I’ve been jotting down a few notes. I definitely feel that the definition has migrated over time. Here’s a rough outline:
1) The Era of Abstraction
Quinns puts this starting after WWII. All I know is this is where I first met things in the 90’s. The Euro was a term juxtaposed with Ameritrash or American style games. It was defined by: elegant ruleset, abstract gameplay with theme as an afterthought, and low conflict. This does not mean low interaction - there would be blocking, trading, race to a contested objective, etc. But no combat or destruction. Mechanics came first and components/theme came after. Think Settlers, Carcassonne, Samurai.
American games, by contrast, were defined by theme-first design and conflict style interaction. You chose a theme or an ip and then designed mechanics to fit that theme. Lots of rules, edge cases, and errata. And often unhandled exceptions that we just lived with. Player elimination was a thing (Cosmic Encounter, Risk, Monopoly) and winning often meant taking things from other people or wrecking what they had built.
2) The Incursion of Theme and Variable Setup
Theme is fun, and the Euro began to incorporate this. It also discovered that endless variability can be a good way to extend the life of a game. Start with Puerto Rico in 2002. Very old Euro, but also a strong theme that defines the mechanics. Near zero variation. Jump to Caylus in 2005, also with mechanics defined around theme (here’s the wall building mechanism, here’s the jousting mechanism) and now we see a real variable gameboard with what buildings and what order they come out. Last, Agricola in 2009. Still elegant and all but deeply thematic. And a deck of cards for endless variation.
Variable setup existed before, like in Settlers, but this was a different beast. Things left in the box, things might be in or out of the game, and you might not know the actual state of the game until partway through.
3) The Incursion of Conflict
I definitely feel that in the 10’s there was an era of area control. Every Euro had an area control sub-game. Terra Mystica, Troyes, La Granja, Nippon, Ginkgopolis, Keyflower, etc. Not to say this didn’t exist before. El Grande was 1995 and Caylus and Puerto Rico are unforgettably mean. But this bumping people off the board and not just racing for but fighting for a position or resource took center stage. I think the 10’s are where we find the greatest concentration of mean Euros.
Yet, not the meanest. The 00’s experimented with this and gave us most of the harshest Euros. Here, they’d figured out how to give a backdoor so you could be mean on one side but without complete denial. Like Carson City (2015) - you fight over spaces but the loser gets their worker back as an extra action in the next round.
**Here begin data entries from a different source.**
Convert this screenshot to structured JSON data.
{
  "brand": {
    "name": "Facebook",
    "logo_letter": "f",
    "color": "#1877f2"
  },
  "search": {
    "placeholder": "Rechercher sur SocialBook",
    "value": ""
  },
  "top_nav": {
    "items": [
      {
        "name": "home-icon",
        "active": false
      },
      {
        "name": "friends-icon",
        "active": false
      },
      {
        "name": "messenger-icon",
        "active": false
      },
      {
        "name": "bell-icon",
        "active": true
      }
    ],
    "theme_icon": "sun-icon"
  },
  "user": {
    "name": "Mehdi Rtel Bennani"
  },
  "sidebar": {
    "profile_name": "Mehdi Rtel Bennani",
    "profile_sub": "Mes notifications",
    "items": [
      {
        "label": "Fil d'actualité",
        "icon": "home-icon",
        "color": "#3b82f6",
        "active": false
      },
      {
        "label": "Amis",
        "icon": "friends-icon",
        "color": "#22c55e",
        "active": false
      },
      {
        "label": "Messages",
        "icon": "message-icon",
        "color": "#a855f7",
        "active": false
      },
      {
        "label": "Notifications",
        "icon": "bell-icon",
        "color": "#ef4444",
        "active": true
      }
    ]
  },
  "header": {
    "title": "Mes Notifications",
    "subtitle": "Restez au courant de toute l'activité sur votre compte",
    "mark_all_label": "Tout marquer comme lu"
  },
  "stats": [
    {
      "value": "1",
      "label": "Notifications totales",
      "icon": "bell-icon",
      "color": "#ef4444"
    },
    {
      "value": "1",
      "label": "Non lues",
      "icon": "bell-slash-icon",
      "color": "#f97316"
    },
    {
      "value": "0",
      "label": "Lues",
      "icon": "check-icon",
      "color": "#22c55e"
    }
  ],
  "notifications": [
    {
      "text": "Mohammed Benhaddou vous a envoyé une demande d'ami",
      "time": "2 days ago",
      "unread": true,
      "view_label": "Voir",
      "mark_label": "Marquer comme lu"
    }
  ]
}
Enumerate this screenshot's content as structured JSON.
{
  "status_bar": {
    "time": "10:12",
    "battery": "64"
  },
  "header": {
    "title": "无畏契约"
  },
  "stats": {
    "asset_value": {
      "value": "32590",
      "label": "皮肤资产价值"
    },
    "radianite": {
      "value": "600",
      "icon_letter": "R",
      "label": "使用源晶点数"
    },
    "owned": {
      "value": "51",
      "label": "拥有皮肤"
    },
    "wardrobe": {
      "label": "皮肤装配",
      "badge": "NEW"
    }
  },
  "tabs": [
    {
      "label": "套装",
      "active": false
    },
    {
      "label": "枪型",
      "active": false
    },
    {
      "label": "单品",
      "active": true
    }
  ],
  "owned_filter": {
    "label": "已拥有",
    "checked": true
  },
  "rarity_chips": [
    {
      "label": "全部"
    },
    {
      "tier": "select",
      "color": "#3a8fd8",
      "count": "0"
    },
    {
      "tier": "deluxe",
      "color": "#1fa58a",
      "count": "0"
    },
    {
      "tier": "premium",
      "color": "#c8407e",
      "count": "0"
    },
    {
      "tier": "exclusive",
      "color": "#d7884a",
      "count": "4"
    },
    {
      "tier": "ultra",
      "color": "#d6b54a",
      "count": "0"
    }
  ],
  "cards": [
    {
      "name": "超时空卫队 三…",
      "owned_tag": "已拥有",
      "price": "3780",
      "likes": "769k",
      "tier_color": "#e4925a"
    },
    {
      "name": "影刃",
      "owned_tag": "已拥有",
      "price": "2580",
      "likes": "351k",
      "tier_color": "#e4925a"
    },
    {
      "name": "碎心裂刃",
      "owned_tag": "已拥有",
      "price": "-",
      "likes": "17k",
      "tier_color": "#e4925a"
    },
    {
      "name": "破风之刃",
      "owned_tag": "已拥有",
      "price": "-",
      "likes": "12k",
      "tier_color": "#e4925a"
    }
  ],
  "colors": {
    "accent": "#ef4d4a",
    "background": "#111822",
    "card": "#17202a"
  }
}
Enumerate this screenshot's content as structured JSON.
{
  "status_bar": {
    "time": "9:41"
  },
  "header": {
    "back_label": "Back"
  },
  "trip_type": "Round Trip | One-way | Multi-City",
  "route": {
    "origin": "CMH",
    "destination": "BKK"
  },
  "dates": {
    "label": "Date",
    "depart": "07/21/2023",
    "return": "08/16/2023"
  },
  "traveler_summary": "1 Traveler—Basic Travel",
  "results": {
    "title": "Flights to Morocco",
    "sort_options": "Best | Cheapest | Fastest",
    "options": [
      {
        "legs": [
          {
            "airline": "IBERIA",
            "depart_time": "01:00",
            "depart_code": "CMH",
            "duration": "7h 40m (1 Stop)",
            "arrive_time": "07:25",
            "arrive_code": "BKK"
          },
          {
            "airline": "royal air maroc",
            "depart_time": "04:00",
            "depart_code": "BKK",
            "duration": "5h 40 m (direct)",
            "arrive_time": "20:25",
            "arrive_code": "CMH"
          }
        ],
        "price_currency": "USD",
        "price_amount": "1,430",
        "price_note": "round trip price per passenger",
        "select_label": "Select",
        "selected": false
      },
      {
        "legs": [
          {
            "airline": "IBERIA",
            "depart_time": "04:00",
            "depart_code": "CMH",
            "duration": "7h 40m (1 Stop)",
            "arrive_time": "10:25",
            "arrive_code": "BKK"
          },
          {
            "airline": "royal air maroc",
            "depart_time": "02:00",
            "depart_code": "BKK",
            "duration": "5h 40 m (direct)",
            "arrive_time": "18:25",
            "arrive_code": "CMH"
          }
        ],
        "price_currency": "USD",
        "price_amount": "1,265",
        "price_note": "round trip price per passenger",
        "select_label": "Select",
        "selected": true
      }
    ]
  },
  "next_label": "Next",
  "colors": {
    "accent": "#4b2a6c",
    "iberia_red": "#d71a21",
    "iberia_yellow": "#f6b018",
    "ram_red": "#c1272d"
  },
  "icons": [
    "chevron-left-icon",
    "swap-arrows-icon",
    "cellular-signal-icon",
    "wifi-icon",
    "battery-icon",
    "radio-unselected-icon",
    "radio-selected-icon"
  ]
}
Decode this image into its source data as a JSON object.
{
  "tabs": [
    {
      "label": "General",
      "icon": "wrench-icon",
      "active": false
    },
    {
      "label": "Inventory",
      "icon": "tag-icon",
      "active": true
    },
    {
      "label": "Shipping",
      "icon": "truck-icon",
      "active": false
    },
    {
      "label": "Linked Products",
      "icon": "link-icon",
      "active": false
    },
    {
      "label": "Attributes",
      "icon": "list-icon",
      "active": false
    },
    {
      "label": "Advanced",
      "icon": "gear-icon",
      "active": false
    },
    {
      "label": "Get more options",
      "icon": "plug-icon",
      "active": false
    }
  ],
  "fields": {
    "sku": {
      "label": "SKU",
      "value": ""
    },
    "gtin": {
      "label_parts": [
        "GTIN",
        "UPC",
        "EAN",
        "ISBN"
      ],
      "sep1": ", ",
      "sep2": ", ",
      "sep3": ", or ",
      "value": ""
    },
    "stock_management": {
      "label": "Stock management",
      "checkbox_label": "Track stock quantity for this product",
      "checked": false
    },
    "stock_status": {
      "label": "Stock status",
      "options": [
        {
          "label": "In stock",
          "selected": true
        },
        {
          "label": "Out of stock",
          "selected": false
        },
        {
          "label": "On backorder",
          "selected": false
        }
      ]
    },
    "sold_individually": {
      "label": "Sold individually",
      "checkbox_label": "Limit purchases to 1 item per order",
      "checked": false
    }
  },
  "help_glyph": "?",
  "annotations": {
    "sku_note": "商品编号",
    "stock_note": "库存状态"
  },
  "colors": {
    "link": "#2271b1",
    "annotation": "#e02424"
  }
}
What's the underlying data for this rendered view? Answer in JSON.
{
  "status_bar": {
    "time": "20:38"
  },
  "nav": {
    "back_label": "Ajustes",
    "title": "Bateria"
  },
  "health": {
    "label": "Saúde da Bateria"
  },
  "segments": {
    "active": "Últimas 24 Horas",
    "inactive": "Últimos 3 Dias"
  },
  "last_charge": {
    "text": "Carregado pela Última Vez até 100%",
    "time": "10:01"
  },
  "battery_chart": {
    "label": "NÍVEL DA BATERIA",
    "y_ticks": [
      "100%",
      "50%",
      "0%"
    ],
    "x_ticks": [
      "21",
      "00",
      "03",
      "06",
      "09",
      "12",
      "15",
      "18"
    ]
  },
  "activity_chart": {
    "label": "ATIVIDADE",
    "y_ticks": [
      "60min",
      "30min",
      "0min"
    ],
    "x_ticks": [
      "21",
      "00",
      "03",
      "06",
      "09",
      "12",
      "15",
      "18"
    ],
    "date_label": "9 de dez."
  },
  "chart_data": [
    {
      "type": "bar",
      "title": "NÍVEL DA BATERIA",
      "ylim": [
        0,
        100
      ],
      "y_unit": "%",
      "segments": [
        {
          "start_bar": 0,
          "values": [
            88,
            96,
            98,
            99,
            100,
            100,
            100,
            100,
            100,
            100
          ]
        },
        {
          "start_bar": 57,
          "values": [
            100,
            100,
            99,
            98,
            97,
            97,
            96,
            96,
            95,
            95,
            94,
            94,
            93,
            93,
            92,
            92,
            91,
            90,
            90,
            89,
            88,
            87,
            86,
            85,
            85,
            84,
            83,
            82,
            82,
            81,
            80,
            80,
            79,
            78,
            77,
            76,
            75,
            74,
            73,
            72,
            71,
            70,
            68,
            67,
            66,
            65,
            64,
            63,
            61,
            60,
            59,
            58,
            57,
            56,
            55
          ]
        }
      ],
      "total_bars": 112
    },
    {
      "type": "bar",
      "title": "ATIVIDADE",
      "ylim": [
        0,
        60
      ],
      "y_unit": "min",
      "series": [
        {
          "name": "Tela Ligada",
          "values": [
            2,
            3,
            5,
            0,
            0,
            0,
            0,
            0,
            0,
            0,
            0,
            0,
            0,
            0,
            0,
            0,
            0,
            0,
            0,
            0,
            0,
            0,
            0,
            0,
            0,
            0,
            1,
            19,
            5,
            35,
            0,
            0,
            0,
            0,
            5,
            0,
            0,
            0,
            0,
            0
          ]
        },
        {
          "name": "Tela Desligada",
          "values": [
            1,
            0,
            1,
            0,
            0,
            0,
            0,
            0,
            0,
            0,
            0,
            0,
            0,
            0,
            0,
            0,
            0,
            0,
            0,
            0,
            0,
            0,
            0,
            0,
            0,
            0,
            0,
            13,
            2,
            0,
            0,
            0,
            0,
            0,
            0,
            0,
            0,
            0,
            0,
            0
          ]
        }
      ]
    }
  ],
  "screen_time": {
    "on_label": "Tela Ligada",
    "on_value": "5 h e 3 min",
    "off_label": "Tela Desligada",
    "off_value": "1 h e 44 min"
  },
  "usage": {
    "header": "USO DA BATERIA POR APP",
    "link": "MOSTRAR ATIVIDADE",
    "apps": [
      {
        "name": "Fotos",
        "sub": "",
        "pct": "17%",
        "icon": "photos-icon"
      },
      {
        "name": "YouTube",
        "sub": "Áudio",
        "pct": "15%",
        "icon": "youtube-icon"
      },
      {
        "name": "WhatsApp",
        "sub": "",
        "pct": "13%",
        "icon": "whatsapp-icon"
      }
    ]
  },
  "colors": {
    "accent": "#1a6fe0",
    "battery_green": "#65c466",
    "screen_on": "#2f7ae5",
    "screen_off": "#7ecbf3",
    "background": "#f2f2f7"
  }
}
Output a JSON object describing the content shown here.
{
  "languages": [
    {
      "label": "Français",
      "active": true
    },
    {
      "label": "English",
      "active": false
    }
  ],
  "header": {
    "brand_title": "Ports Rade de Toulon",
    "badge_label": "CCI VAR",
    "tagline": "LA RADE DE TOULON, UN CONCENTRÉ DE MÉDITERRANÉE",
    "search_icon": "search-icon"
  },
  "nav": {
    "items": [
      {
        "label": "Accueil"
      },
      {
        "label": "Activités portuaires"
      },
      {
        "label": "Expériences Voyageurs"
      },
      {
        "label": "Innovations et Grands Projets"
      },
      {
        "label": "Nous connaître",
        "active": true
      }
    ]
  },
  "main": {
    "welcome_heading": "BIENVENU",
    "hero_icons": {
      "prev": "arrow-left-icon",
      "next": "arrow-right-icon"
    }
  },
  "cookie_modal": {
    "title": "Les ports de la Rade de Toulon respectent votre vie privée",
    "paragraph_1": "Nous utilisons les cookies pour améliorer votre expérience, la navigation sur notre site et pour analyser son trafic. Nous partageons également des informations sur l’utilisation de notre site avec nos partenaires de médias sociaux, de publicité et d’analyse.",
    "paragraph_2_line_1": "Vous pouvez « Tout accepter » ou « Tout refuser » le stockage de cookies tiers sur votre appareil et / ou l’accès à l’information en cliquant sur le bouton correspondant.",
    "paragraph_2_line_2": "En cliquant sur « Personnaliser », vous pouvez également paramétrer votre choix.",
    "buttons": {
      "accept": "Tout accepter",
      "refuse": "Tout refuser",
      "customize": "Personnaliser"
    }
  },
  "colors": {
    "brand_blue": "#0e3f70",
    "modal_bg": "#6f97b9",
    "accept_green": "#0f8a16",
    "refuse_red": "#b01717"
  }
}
4) Player Boards, Asymmetry, Unlocks, and Solitaire
This is where I think things got bad. A few games did really interesting things with player boards - Terra Mystica (2012) and Hansa Teutonica (2009) come to mind. Great Western Trail (2016) pushed this a little further and then suddenly everyone has a player board with unlockable upgrades. The game moved from a central location to a personal location, the era of subtle conflict died, and the era of solitaire took the throne. With the loss of other players and their actions to drive the game, variable player powers (a bastion of Ameritrash) were hauled into vogue. Also the variability from era 2 became crucial. Euros took on a shelf life as the game was learning all these variations, which is a task with a start and end point.
5) The era of score tracks
Era 3 may have been the best. Era 4 is still often fun. However, we’ve landed in a new era where Euro is defined by a set of mechanics. This is much of what I described in era 4, but that era still had some experimentation and innovation, some lingering tropes from its forebears. Now games need one new mechanic, say a way of drafting dice. But every game requires a set recipe:
- Variable setup
- Multiple or variable scoring goals
- Scoring tracks and opportunity cost, where it is your job to advance along them but each one has different requirements that cannot be pursued simultaneously
- A player board with a mechanism to unlock income or action efficiency
- An explosion of rules/mechanics such that the game has a long enough learning curve to reward skill
This is all generalization. No era is pure, but I feel these five stages characterized the overall offering.
I’m most often delighted by games that capture the era 3 ethos, whether or not they were actually published in the 2012-2018 timeframe.
Edit: And I don’t know why each of these things has to be called the “Euro.” I suppose they do feel similar in my mind, and each is related to what came before. But it would be nice if we had a new word for eras 4-5, Great Western Trail and future. Like “Player Board Optimization” instead of “Euro.”